Egocentric-1M — The Internet for Physical AI

Egocentric-1M is the largest egocentric video dataset ever released — approximately 1 million hours of first-person factory and manual-labor footage from head-mounted fisheye cameras, released by Build AI on April 8, 2026 under Apache 2.0. It is the third and largest release in Build AI's scaling series: Egocentric-10K (10,000 hours, November 2025), Egocentric-100K (100,000+ hours, December 2025), and Egocentric-1M (~1 million hours, April 2026). Founder Eddy Xu described it as 'the internet for physical AI.' At roughly 1 million hours it exceeds Ego4D (3,025 hours) by more than 300x. The dataset focuses on real production environments — assembly lines, sorting, packaging, and machining — captured on custom head-mounted glasses with state-of-the-art hand visibility and active manipulation density.

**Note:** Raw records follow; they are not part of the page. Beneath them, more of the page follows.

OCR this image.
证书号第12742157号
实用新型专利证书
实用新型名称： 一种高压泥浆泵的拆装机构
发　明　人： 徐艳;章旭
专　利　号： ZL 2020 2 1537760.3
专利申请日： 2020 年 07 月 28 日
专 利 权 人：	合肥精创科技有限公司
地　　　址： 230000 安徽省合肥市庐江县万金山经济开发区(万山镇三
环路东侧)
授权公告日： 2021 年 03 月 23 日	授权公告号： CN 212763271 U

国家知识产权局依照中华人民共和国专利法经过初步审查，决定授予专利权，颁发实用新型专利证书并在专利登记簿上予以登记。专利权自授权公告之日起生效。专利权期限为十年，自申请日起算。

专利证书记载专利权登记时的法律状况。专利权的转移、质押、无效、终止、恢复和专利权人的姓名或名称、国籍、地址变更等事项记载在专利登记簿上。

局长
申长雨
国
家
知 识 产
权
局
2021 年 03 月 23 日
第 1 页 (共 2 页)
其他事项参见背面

Access requires accepting conditions on Hugging Face; the Apache 2.0 license permits commercial use.

Dataset specifications
Year2026
Total hours1,000,000
Embodimentshuman (head-mounted fisheye camera)
Modalitiesrgb, proprioception
Task categoriesmanipulation, pick-and-place, assembly, inspection, long-horizon
Data formatmp4, json, webdataset
LicenseApache 2.0
Accessgated — commercial use permitted
MaintainerBuild AI
Origin countryUS

What is it?

Egocentric-1M is the largest egocentric video dataset ever released — approximately 1 million hours of first-person recordings from head-mounted fisheye cameras, published by Build AI on April 8, 2026. It is the culmination of a rapid scaling series: Egocentric-10K (10,000 hours, 2,153 factory workers, 1.08 billion frames, November 2025), Egocentric-100K (100,000+ hours, December 2025), and Egocentric-1M (~1 million hours, April 2026). Build AI founder Eddy Xu described the dataset as 'the internet for physical AI' — a foundation-scale pretraining corpus for embodied intelligence.

Who is it for?

Teams pretraining robot foundation models, world models, and manipulation policies at scale. At 1M hours, Egocentric-1M is the first egocentric dataset large enough to support foundation-model pretraining from a single source. The factory and manual-labor domain focus makes it directly relevant to industrial manipulation and human-to-robot skill transfer.

Key specifications

How it compares

Egocentric-1M is more than 300x larger than Ego4D (3,025 hours) and roughly 10x larger than its predecessor Egocentric-100K. Xperience-10M (10,000 hours) offers richer per-session modalities such as motion capture and depth but at a fraction of the scale. The tradeoff is modality depth versus raw scale: Egocentric-1M is the scale play; Xperience-10M is the modality play.

Limitations and access notes

RGB fisheye video only — no depth, motion capture, or tactile modalities. Human data requires retargeting to robot kinematics. Fisheye distortion requires correction or fisheye-aware model architectures. The domain is factory and manual labor rather than domestic settings. Access requires Hugging Face login and condition acceptance; Apache 2.0 permits commercial use.

Linked professions

Frequently asked questions

How large is Egocentric-1M?

Approximately 1 million hours of egocentric video — the largest egocentric dataset ever released, exceeding Ego4D (3,025 hours) by more than 300x. Build AI released it on April 8, 2026.

How does Egocentric-1M relate to Egocentric-100K and Egocentric-10K?

All three are from Build AI using the same head-mounted fisheye camera configuration and factory manual-labor focus. Egocentric-10K (10,000 hours) launched in November 2025, Egocentric-100K (100,000+ hours) in December 2025, and Egocentric-1M (~1 million hours) in April 2026. Each is roughly 10x the previous release.

Can Egocentric-1M be used commercially?

Yes. It is Apache 2.0 licensed, permitting commercial use, modification, and redistribution. Access requires accepting the dataset conditions on Hugging Face first.

What domains does Egocentric-1M cover?

Real production environments — assembly lines, sorting, packaging, and machining — recorded from the first-person perspective of factory workers wearing head-mounted cameras. This industrial focus distinguishes it from home-focused datasets like Ego4D.

What does 'the internet for physical AI' mean?

Build AI founder Eddy Xu used this phrase to position Egocentric-1M as the foundation-scale pretraining corpus for embodied AI — playing the role for robot learning that web-scale text corpora played for large language models.